L’Afrique change et quantité de chiffres en témoignent.
Données éloquentes
Le continent a connu «une décennie de croissance post-coloniale sans précédent de l’ordre de 6 % du PIB par an depuis 2000», note Serge Pépin, spécialiste de produits, marchés émergents mondiaux, chez Lloyd George Management (Europe), à Londres.
«Pendant la même période, le nombre de démocraties sur le continent est passé de 2 à 42, et le nombre de conflits est passé de 12 à 4 environ.»
Au cours de la dernière décennie, le PIB global de l’Afrique a augmenté de 135 %.
«L’Afrique compte six des dix pays affichant la plus forte croissance du monde, et 70 % de sa population a moins de 30 ans, ce qui en fait le continent le plus jeune de la planète», relève Christine Tan, gestionnaire de portefeuille, marché émergents, chez Excel Funds, à Toronto.
De plus, le taux d’analphabétisme a reculé de 41 à 32 % depuis 1990, selon Economy Watch.
Risques nombreux, mais décroissants
Certes, tout n’est pas parfait, loin de là.

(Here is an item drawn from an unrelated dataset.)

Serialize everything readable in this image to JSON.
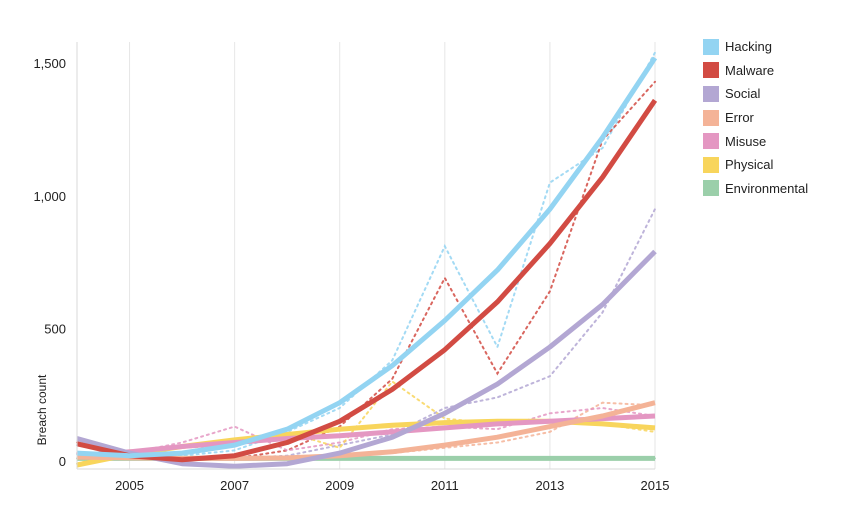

Les infrastructures sont encore insuffisantes et il y a encore une grande instabilité politique, accompagnée de son lot de corruption, reconnaît Mark Mobius, président exécutif du conseil du Templeton Emerging Markets Group, qui gère notamment le fonds Templeton Africa créé en mai 2012.
Même un pays aussi prometteur que le Nigéria «est freiné par des lacunes criantes en matière d’infrastructures», ajoute Mark Mobius.

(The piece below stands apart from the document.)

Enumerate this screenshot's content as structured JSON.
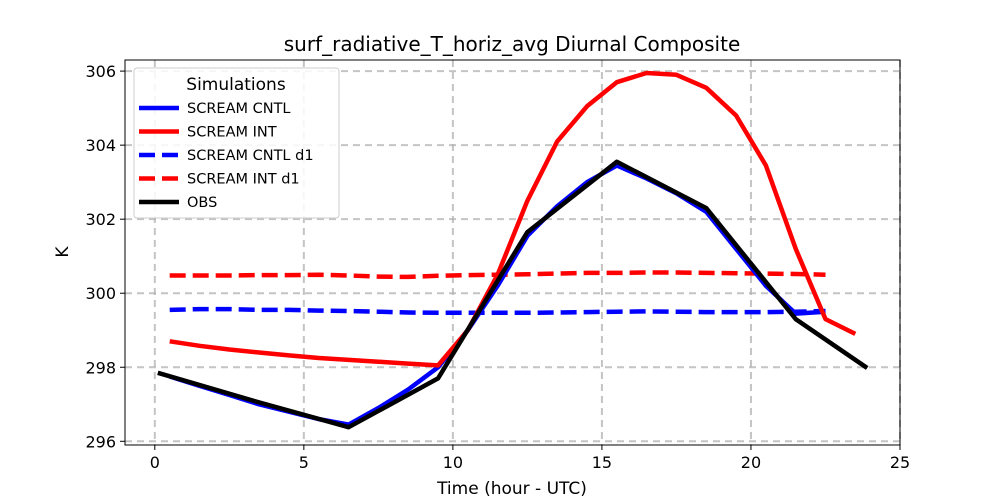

«La plupart des entreprises doivent compter sur leur propre pétrole ou sur des génératrices en raison du peu de fiabilité du réseau énergétique gouvernemental», précise-t-il.

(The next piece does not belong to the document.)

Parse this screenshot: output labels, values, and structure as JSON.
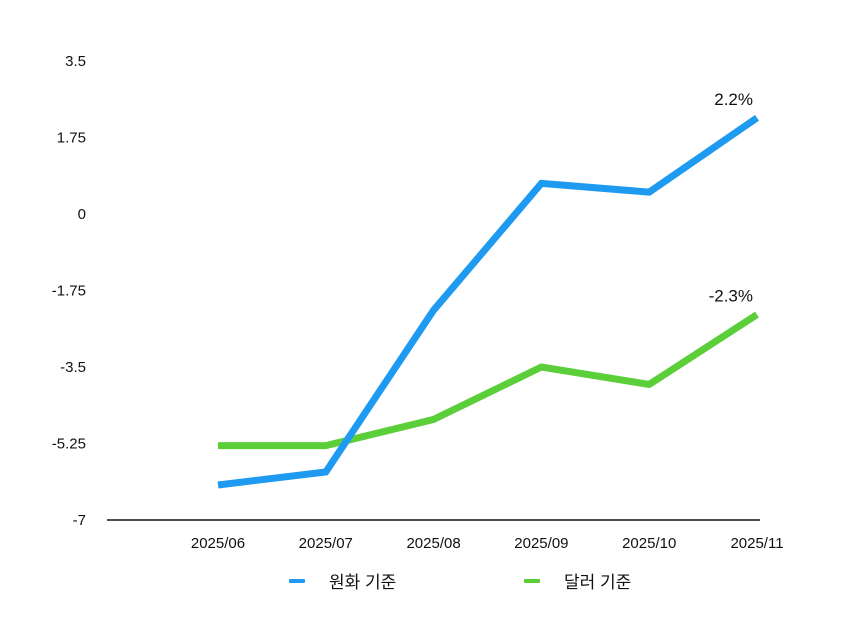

Par contre, note l’investisseur émérite, «les risques décroissent grâce aux investissements en cours dans plusieurs pays, ainsi qu’en raison de la transparence accrue découlant des communications par cellulaire et par Internet».
Beaucoup de lacunes, donc, mais une tendance à de grandes promesses.
«Nous constatons que l’Afrique est à un stade de développement semblable à celui que nous avions observé il y a 30 ans en Asie», avance Serge Pépin.
Ce dernier prévoit une évolution du revenu annuel moyen, qui est actuellement de 500 à 1 000 $ US selon les pays, vers une fourchette se situant entre 2 000 et 5 000 $ US au cours de la prochaine décennie.
Obstacle à l’investissement
De tels chiffres indiquent des occasions considérables dans les secteurs de la consommation de détail, des banques, de l’assurance, du tourisme et de la santé.
Au Nigéria, pour servir une population de 170 millions d’habitants – ce qui en fait le septième pays en importance au monde – «on ne compte que cinq centres commerciaux», indique Gary Barford, analyste à la firme sud-africaine Sovereignty Capital.
«C’est une occasion formidable pour les secteurs de l’immobilier, de la construction et du détail», précise-t-il.
En arrière-plan de toutes ses promesses et lacunes, l’Afrique présente un obstacle majeur à l’investisseur : la faiblesse de ses parquets boursiers et leur très basse liquidité.
L’Afrique compte 17 Bourses, affirme Christine Tan. La principale est celle de Johannesburg, en Afrique du Sud, où 410 sociétés sont inscrites. La valeur quotidienne des échanges atteint 3,4 G$ US, par rapport à 4,6 G$ à la Bourse de Toronto (novembre 2013).
Vient ensuite la Bourse du Nigéria, qui compte 210 sociétés, où le volume quotidien chute brutalement à 120 M$ US.
«Il est donc difficile d’investir adéquatement», constate Christine Tan.
Par exemple, l’investisseur qui a mis de l’argent au Kenya ne doit pas s’attendre à pouvoir vendre rapidement ses titres.
«Celui qui investit [au Kenya] a tout avantage à vouloir y rester de trois à cinq ans et à être déterminé à traverser les périodes creuses», souligne Christine Tan.
Initiative prometteuse
Par bonheur, comme pour tout le reste de l’Afrique, cela pourrait changer assez rapidement, surtout grâce à une initiative du Nigerian Stock Exchange (NSE).
En 2011, après avoir remercié tous ses dirigeants, cette Bourse a recruté un vétéran de Wall Street, Oscar Onyema, qui a mis en place un indice de gouvernance où seules les entreprises qualifiées sont cotées.
«Cela pourrait constituer un exemple à suivre pour d’autres Bourses, d’autant plus qu’Oscar Onyema entend coter 500 nouvelles sociétés au cours des cinq prochaines années», explique Christine Tan.
Pour l’instant, sur ce continent, Christine Tan investit uniquement en Afrique du Sud. Mais si Oscar Onyema réussit son pari, le NSE «pourrait devenir la prochaine Bourse où j’investirai», dit-elle.